Calculation example spot rate - average rate
You open a new office in Boston and start a lease for 15,000 USD per month, for 4 years. The discount rate in the lease is 4%, there are no rent-free periods or other lease related costs.
At start date of the contract, the spot rate USD/EUR is 0.858134. The average rate is 0.857502 for the first reporting period.
At the start of the lease, the right-of-use asset is calculated based on the present value of the lease payments: 665,274.97 USD with a monthly depreciation of 13,859.90 USD.
At the start of the lease, the liability asset is calculated based on the present value of the lease payments: 665,274.97 USD.
The interest component is calculated (0.3274% monthly interest = 2,177.94 USD interest in the first month) which leads to a (15,000 USD – 2,177.94 USD = 12,822.06 USD) amortization for the first month.
Based on the spot rate, the right-of-use asset is calculated into 570,895.07 EUR at start of the period with a monthly depreciation of 11,893.65 EUR.
Based on the spot rate, the liability is calculated into 570,895.07 EUR at the start of the period.

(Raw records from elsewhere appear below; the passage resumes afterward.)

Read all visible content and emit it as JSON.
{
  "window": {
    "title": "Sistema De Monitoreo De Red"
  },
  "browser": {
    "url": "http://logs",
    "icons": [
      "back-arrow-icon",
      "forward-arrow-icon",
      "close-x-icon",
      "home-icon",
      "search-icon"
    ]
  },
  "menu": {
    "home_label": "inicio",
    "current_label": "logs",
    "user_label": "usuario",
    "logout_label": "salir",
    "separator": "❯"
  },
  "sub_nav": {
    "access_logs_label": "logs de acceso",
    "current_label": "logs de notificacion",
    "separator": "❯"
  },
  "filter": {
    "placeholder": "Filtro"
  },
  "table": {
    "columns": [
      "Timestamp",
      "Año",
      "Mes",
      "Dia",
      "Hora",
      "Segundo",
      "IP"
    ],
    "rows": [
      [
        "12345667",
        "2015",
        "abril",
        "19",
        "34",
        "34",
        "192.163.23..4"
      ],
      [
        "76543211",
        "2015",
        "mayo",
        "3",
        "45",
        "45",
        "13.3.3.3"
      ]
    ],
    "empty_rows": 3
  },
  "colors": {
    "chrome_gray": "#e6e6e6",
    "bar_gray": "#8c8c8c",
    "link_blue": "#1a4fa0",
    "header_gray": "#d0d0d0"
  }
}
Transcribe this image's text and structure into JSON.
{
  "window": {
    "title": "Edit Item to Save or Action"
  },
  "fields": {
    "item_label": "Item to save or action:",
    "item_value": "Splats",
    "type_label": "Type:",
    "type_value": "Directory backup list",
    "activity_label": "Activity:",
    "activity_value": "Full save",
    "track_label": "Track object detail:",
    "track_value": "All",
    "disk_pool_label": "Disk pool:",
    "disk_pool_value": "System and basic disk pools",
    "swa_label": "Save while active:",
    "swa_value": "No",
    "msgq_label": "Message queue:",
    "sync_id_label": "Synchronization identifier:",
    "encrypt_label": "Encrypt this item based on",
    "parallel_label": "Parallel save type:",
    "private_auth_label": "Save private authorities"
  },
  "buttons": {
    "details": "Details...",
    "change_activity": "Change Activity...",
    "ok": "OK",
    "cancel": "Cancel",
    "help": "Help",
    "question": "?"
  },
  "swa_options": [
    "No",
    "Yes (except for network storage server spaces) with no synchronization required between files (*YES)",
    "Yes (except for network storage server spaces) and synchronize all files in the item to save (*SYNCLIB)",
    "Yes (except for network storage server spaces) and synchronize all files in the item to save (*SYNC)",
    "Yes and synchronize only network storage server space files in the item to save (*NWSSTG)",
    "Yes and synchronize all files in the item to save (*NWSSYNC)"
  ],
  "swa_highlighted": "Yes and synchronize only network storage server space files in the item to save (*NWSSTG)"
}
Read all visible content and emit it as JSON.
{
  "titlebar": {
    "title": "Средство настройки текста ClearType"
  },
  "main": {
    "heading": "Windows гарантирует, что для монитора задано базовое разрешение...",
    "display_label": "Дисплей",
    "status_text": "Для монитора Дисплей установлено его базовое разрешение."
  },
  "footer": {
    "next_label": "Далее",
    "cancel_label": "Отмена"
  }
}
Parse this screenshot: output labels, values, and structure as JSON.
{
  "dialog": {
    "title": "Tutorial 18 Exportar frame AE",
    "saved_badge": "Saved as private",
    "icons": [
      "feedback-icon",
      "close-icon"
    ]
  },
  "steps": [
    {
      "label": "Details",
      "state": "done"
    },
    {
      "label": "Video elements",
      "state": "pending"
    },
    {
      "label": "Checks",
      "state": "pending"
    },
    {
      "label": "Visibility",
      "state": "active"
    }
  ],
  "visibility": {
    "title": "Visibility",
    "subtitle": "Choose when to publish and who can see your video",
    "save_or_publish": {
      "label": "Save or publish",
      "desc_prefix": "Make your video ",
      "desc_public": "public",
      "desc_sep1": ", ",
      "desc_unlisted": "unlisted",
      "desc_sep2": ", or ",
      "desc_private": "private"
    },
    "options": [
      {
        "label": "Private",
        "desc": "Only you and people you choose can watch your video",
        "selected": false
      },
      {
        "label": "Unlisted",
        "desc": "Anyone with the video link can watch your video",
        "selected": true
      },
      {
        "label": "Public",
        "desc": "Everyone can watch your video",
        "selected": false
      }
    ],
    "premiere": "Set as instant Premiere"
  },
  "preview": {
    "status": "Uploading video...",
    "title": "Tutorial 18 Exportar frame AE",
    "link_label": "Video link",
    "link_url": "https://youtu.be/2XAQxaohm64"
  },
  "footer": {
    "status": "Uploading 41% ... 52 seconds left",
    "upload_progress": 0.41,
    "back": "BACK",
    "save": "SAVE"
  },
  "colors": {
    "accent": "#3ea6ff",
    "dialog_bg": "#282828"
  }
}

Based on the average rate, the interest component is calculated as 1,868.98 EUR in the first month.
Based on the spot rate, the payment is calculated as 12,872.01 EUR in the first month, which leads to a (12,872.01 EUR – 1,867.59 EUR = 11,004.42 EUR) amortization for the first month. The difference of 1.37 EUR caused by differences in spot rate and average rate will be booked by Planon as Forex – gain / loss.